From 941241b33f424a6c4b27883482e0c7b101f712c5 Mon Sep 17 00:00:00 2001
From: Jeff Darcy <jdarcy@redhat.com>
Date: Wed, 1 Feb 2017 21:54:30 -0500
Subject: [PATCH 321/361] glusterd: double-check whether brick is alive for
 stats

With multiplexing, our tests detach bricks from their host processes
without glusterd being involved.  Thus, when we ask glusterd to fetch
profile info, it will try to fetch from a brick that's actually not
present any more.  While it can handle the process being dead and its
RPC connection being closed, it barfs if it gets a negative response
from a live brick process.  This is not a problem in normal use,
because the brick can't disappear without glusterd seeing it.  The fix
is to double check that the brick is actually running, by looking for
its pidfile which the tests *do* clean up as part of killing a brick.

mainline:
> BUG: 1385758
> Reviewed-on: https://review.gluster.org/16509
> Smoke: Gluster Build System <jenkins@build.gluster.org>
> NetBSD-regression: NetBSD Build System <jenkins@build.gluster.org>
> CentOS-regression: Gluster Build System <jenkins@build.gluster.org>
> Reviewed-by: Atin Mukherjee <amukherj@redhat.com>
(cherry picked from commit f4b94ddd3034f2ac27890f75ec28aa75b4fc18eb)

BUG: 1417815
Change-Id: I098465b175ecf23538bd7207357c752a2bba8f4e
Signed-off-by: Jeff Darcy <jdarcy@redhat.com>
Reviewed-on: https://code.engineering.redhat.com/gerrit/101302
Tested-by: Milind Changire <mchangir@redhat.com>
Reviewed-by: Atin Mukherjee <amukherj@redhat.com>
---
 xlators/mgmt/glusterd/src/glusterd-op-sm.c | 17 ++++++++++++++---
 1 file changed, 14 insertions(+), 3 deletions(-)

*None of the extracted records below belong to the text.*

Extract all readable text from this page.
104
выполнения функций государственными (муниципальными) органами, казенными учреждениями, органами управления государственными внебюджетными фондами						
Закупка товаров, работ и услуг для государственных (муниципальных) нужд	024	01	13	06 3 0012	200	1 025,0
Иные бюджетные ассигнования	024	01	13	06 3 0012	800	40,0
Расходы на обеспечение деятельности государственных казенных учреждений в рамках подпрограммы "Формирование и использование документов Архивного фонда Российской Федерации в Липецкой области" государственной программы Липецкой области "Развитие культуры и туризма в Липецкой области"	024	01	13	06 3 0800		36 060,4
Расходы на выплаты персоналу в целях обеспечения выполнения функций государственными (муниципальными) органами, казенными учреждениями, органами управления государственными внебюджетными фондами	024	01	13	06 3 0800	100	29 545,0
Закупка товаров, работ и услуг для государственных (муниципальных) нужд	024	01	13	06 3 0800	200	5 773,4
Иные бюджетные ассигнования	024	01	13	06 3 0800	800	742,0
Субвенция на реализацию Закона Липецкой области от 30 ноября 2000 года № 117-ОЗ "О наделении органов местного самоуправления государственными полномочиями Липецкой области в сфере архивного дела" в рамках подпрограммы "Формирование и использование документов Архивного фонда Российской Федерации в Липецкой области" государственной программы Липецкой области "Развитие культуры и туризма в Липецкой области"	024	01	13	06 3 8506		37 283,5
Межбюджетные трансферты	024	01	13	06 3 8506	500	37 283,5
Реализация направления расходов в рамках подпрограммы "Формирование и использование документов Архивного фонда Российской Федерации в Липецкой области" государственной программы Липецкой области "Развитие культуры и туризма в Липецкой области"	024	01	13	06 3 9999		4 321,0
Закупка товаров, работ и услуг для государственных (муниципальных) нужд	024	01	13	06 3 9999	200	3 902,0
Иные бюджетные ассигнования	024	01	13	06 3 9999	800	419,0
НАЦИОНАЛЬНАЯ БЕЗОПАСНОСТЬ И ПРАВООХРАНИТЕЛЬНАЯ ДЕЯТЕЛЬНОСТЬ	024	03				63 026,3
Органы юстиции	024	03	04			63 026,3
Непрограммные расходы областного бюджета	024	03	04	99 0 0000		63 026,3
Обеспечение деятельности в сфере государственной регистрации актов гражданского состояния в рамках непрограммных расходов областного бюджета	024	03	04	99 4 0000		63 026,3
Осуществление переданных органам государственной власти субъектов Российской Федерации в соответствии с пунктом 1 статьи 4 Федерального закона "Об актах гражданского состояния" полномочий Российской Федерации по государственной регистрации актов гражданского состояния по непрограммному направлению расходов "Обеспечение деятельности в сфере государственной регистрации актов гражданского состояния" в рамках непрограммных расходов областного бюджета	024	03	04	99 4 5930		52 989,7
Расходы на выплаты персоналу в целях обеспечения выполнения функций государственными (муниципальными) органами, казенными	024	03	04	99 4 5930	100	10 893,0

diff --git a/xlators/mgmt/glusterd/src/glusterd-op-sm.c b/xlators/mgmt/glusterd/src/glusterd-op-sm.c
index a3a0462..ef31cdb 100644
--- a/xlators/mgmt/glusterd/src/glusterd-op-sm.c
+++ b/xlators/mgmt/glusterd/src/glusterd-op-sm.c
@@ -6247,15 +6247,14 @@ glusterd_bricks_select_profile_volume (dict_t *dict, char **op_errstr,
         glusterd_brickinfo_t                    *brickinfo = NULL;
         glusterd_pending_node_t                 *pending_node = NULL;
         char                                    *brick = NULL;
-
-
+        int32_t                                 pid = -1;
+        char                                    pidfile[PATH_MAX] = {0};
 
         this = THIS;
         GF_ASSERT (this);
         priv = this->private;
         GF_ASSERT (priv);
 
-
         ret = dict_get_str (dict, "volname", &volname);
         if (ret) {
                 gf_msg ("glusterd", GF_LOG_ERROR, 0,
@@ -6386,6 +6385,18 @@ glusterd_bricks_select_profile_volume (dict_t *dict, char **op_errstr,
                 cds_list_for_each_entry (brickinfo, &volinfo->bricks,
                                          brick_list) {
                         if (glusterd_is_brick_started (brickinfo)) {
+                                /*
+                                 * In normal use, glusterd_is_brick_started
+                                 * will give us the answer we need.  However,
+                                 * in our tests the brick gets detached behind
+                                 * our back, so we need to double-check this
+                                 * way.
+                                 */
+                                GLUSTERD_GET_BRICK_PIDFILE (pidfile, volinfo,
+                                                            brickinfo, priv);
+                                if (!gf_is_service_running (pidfile, &pid)) {
+                                        continue;
+                                }
                                 pending_node = GF_CALLOC (1, sizeof (*pending_node),
                                                           gf_gld_mt_pending_node_t);
                                 if (!pending_node) {
-- 
1.8.3.1